Trying not to say the wrong thing

Last night I was reflecting on what gives us the confidence to show compassion, to love, to walk into a difficult situation without feeling like our presence is futile. There is always the hesitancy that I might not know what to say or do. This hesitancy is something that I struggle with every time I know I’m going into a situation where someone is suffering. I want to do and say the right thing, something that is helpful, that will give hope, that will lead to healing. In fact, I would give nearly anything to do that. But how can one know what to say? I am not a brilliant philosopher or poet. As a result, emotionally, it can sometimes be easier just to not say anything, not enter in at all, because then I would know that I didn’t say the wrong thing.
But that response is unacceptable. It is self-serving. Not entering in is not an option.
So I meditated on Jesus.
He entered in for us.
He sacrificed for us.
When we merited judgement, He took it on Himself on the cross.

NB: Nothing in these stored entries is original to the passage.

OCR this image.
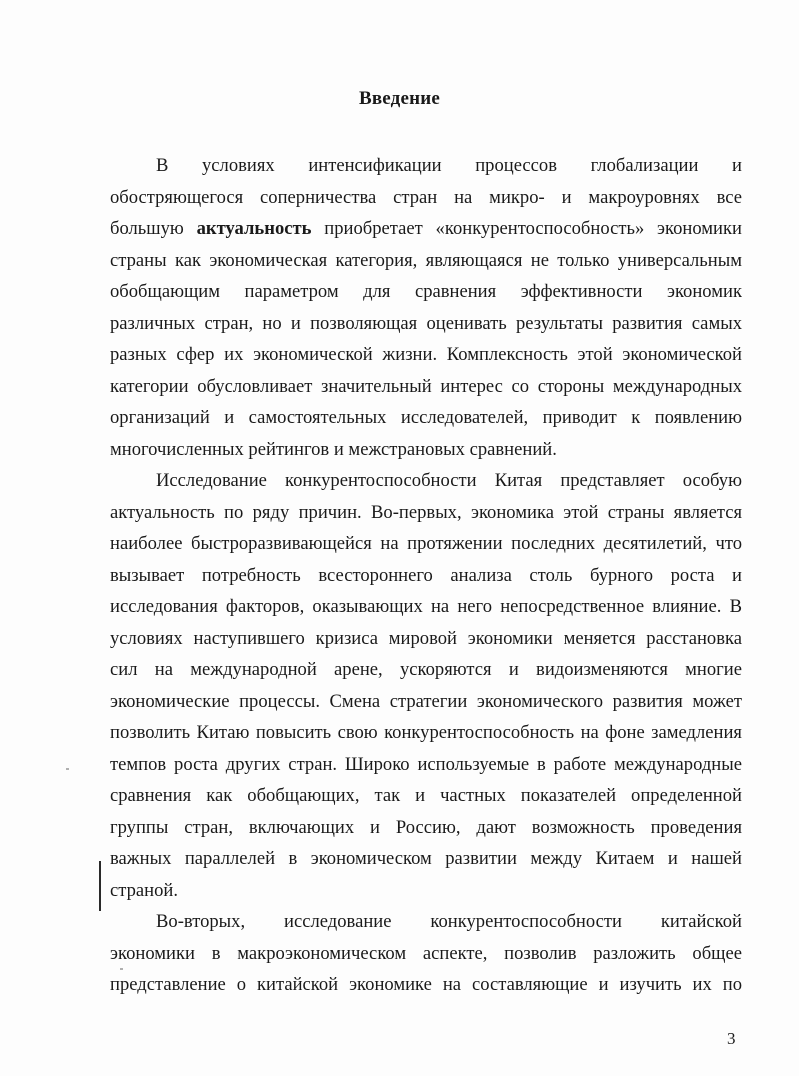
Введение
В условиях интенсификации процессов глобализации и
обостряющегося соперничества стран на микро- и макроуровнях все
большую актуальность приобретает «конкурентоспособность» экономики
страны как экономическая категория, являющаяся не только универсальным
обобщающим параметром для сравнения эффективности экономик
различных стран, но и позволяющая оценивать результаты развития самых
разных сфер их экономической жизни. Комплексность этой экономической
категории обусловливает значительный интерес со стороны международных
организаций и самостоятельных исследователей, приводит к появлению
многочисленных рейтингов и межстрановых сравнений.
Исследование конкурентоспособности Китая представляет особую
актуальность по ряду причин. Во-первых, экономика этой страны является
наиболее быстроразвивающейся на протяжении последних десятилетий, что
вызывает потребность всестороннего анализа столь бурного роста и
исследования факторов, оказывающих на него непосредственное влияние. В
условиях наступившего кризиса мировой экономики меняется расстановка
сил на международной арене, ускоряются и видоизменяются многие
экономические процессы. Смена стратегии экономического развития может
позволить Китаю повысить свою конкурентоспособность на фоне замедления
темпов роста других стран. Широко используемые в работе международные
сравнения как обобщающих, так и частных показателей определенной
группы стран, включающих и Россию, дают возможность проведения
важных параллелей в экономическом развитии между Китаем и нашей
страной.
Во-вторых, исследование конкурентоспособности китайской
экономики в макроэкономическом аспекте, позволив разложить общее
представление о китайской экономике на составляющие и изучить их по
3
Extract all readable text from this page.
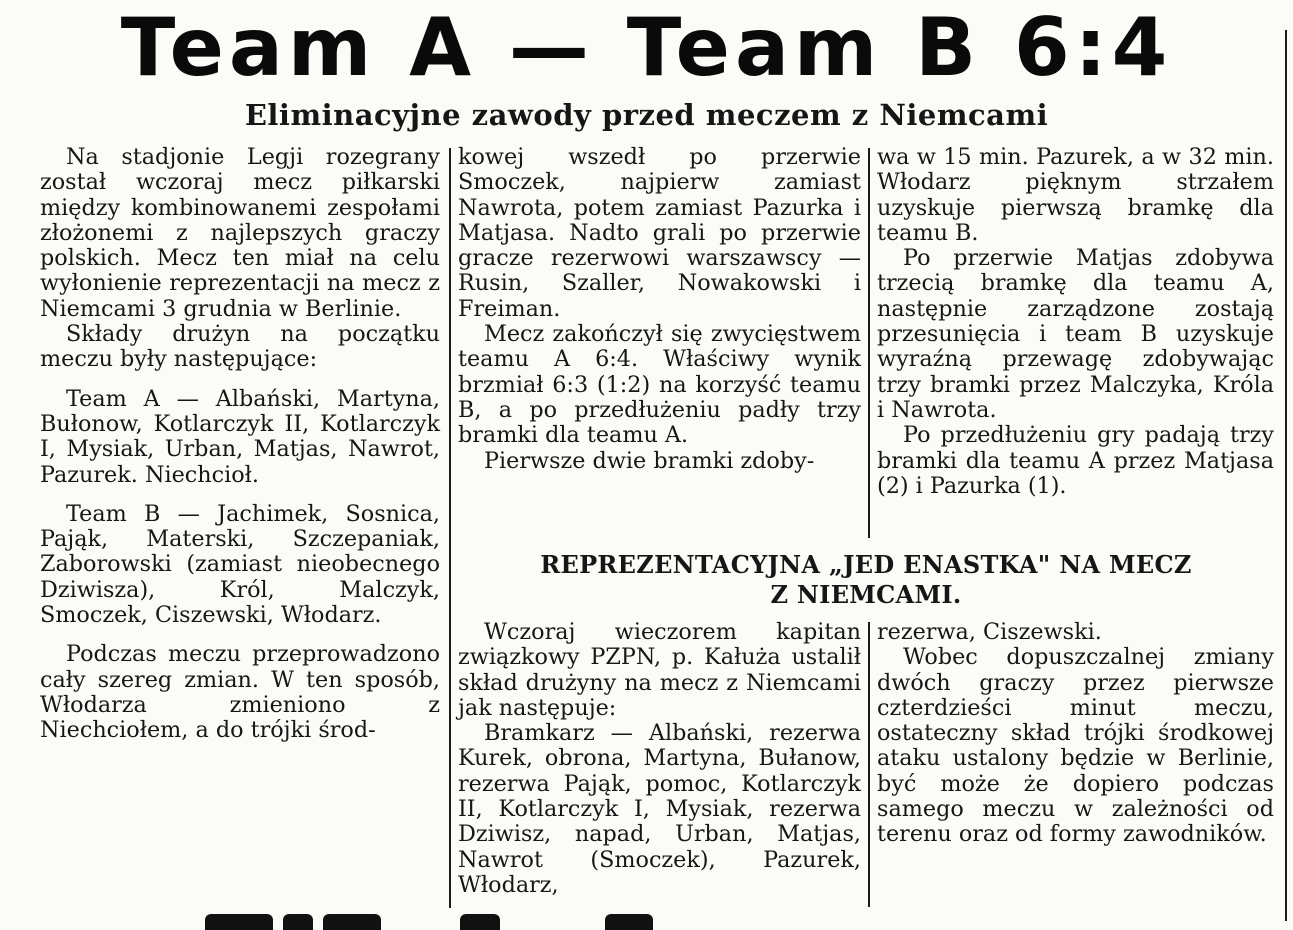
Team A — Team B 6:4
Eliminacyjne zawody przed meczem z Niemcami

Na stadjonie Legji rozegrany został wczoraj mecz piłkarski między kombinowanemi zespołami złożonemi z najlepszych graczy polskich. Mecz ten miał na celu wyłonienie reprezentacji na mecz z Niemcami 3 grudnia w Berlinie.

Składy drużyn na początku meczu były następujące:

Team A — Albański, Martyna, Bułonow, Kotlarczyk II, Kotlarczyk I, Mysiak, Urban, Matjas, Nawrot, Pazurek. Niechcioł.

Team B — Jachimek, Sosnica, Pająk, Materski, Szczepaniak, Zaborowski (zamiast nieobecnego Dziwisza), Król, Malczyk, Smoczek, Ciszewski, Włodarz.

Podczas meczu przeprowadzono cały szereg zmian. W ten sposób, Włodarza zmieniono z Niechciołem, a do trójki środ-

kowej wszedł po przerwie Smoczek, najpierw zamiast Nawrota, potem zamiast Pazurka i Matjasa. Nadto grali po przerwie gracze rezerwowi warszawscy — Rusin, Szaller, Nowakowski i Freiman.

Mecz zakończył się zwycięstwem teamu A 6:4. Właściwy wynik brzmiał 6:3 (1:2) na korzyść teamu B, a po przedłużeniu padły trzy bramki dla teamu A.

Pierwsze dwie bramki zdoby-

wa w 15 min. Pazurek, a w 32 min. Włodarz pięknym strzałem uzyskuje pierwszą bramkę dla teamu B.

Po przerwie Matjas zdobywa trzecią bramkę dla teamu A, następnie zarządzone zostają przesunięcia i team B uzyskuje wyraźną przewagę zdobywając trzy bramki przez Malczyka, Króla i Nawrota.

Po przedłużeniu gry padają trzy bramki dla teamu A przez Matjasa (2) i Pazurka (1).

REPREZENTACYJNA „JED ENASTKA" NA MECZ
Z NIEMCAMI.

Wczoraj wieczorem kapitan związkowy PZPN, p. Kałuża ustalił skład drużyny na mecz z Niemcami jak następuje:

Bramkarz — Albański, rezerwa Kurek, obrona, Martyna, Bułanow, rezerwa Pająk, pomoc, Kotlarczyk II, Kotlarczyk I, Mysiak, rezerwa Dziwisz, napad, Urban, Matjas, Nawrot (Smoczek), Pazurek, Włodarz,

rezerwa, Ciszewski.

Wobec dopuszczalnej zmiany dwóch graczy przez pierwsze czterdzieści minut meczu, ostateczny skład trójki środkowej ataku ustalony będzie w Berlinie, być może że dopiero podczas samego meczu w zależności od terenu oraz od formy zawodników.
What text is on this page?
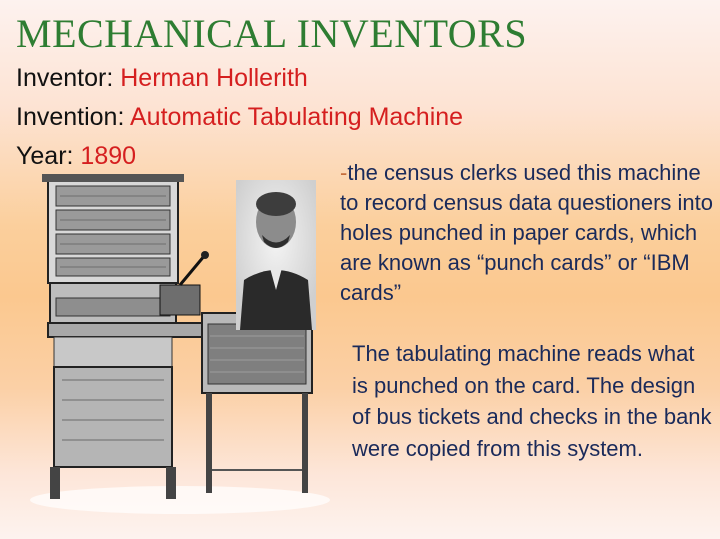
MECHANICAL INVENTORS
Inventor: Herman Hollerith
Invention: Automatic Tabulating Machine
Year: 1890
-the census clerks used this machine to record census data questioners into holes punched in paper cards, which are known as “punch cards” or “IBM cards”
The tabulating machine reads what is punched on the card. The design of bus tickets and checks in the bank were copied from this system.
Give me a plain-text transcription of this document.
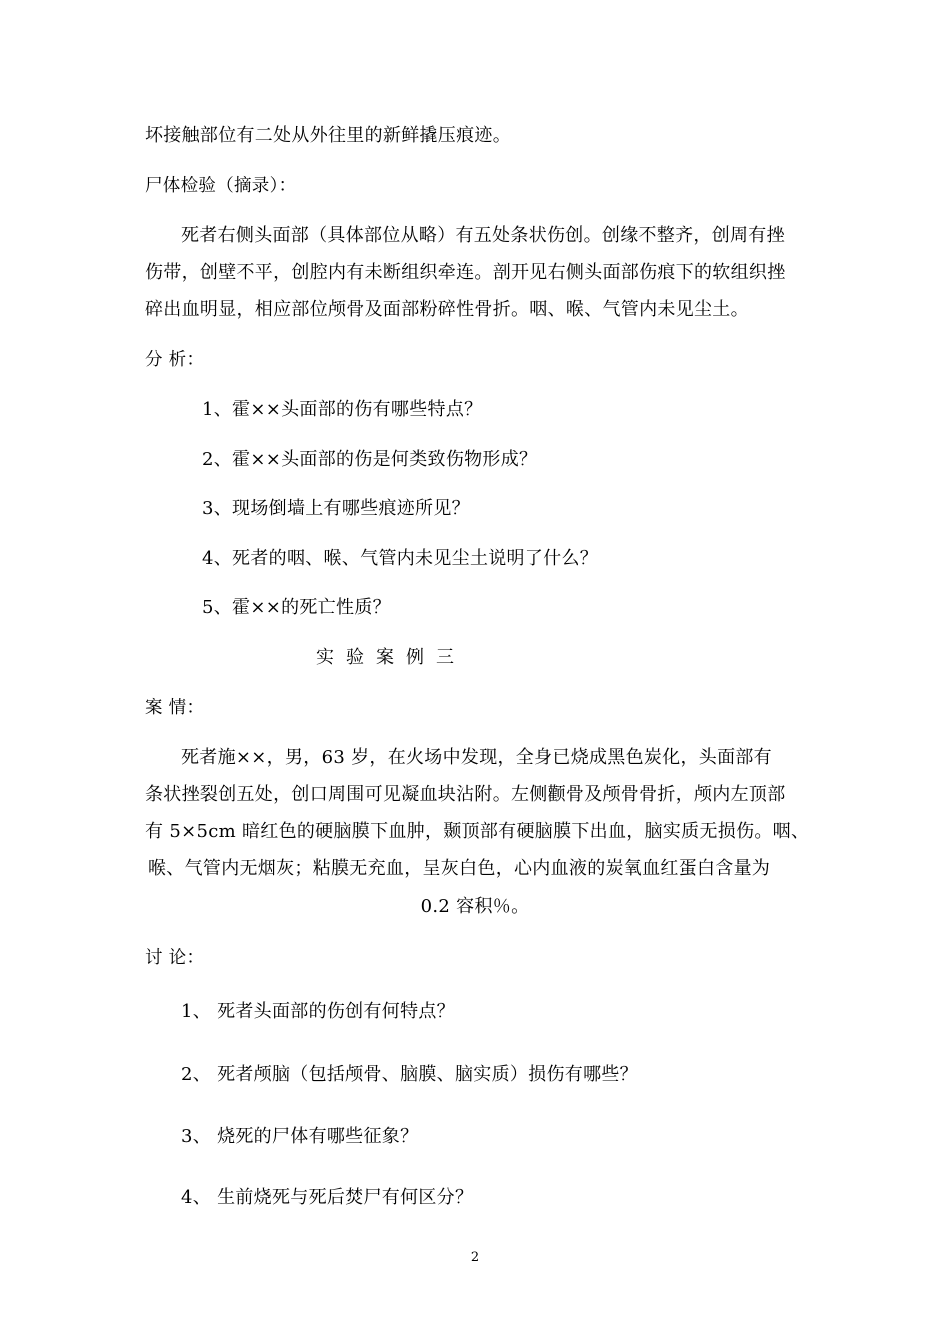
坏接触部位有二处从外往里的新鲜撬压痕迹。
尸体检验（摘录）：
死者右侧头面部（具体部位从略）有五处条状伤创。创缘不整齐，创周有挫
伤带，创壁不平，创腔内有未断组织牵连。剖开见右侧头面部伤痕下的软组织挫
碎出血明显，相应部位颅骨及面部粉碎性骨折。咽、喉、气管内未见尘土。
分 析：
1、霍××头面部的伤有哪些特点？
2、霍××头面部的伤是何类致伤物形成？
3、现场倒墙上有哪些痕迹所见？
4、死者的咽、喉、气管内未见尘土说明了什么？
5、霍××的死亡性质？
实验案例三
案 情：
死者施××，男，63 岁，在火场中发现，全身已烧成黑色炭化，头面部有
条状挫裂创五处，创口周围可见凝血块沾附。左侧颧骨及颅骨骨折，颅内左顶部
有 5×5cm 暗红色的硬脑膜下血肿，颞顶部有硬脑膜下出血，脑实质无损伤。咽、
喉、气管内无烟灰；粘膜无充血，呈灰白色，心内血液的炭氧血红蛋白含量为
0.2 容积％。
讨 论：
1、 死者头面部的伤创有何特点？
2、 死者颅脑（包括颅骨、脑膜、脑实质）损伤有哪些？
3、 烧死的尸体有哪些征象？
4、 生前烧死与死后焚尸有何区分？
2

When I was an orphan, He adopted me.
When I’m weak, He is strong.
His Spirit lives within me.
That is the hope that I have. That is the only way I can enter in with confidence. That is the only way I can have compassion.
When I was getting ready to call a friend who was suffering, my temptation was to plan out a few sentences, in fact, to plan out the entire conversation, in order to alleviate my anxiety; my fear that I may say or do something wrong.
Instead, I prayed and trusted that the Holy Spirit was in me, was going before me, and would work through the conversation if I was willing to listen and follow.
I don’t know if that is helpful to you, but it is helpful to me.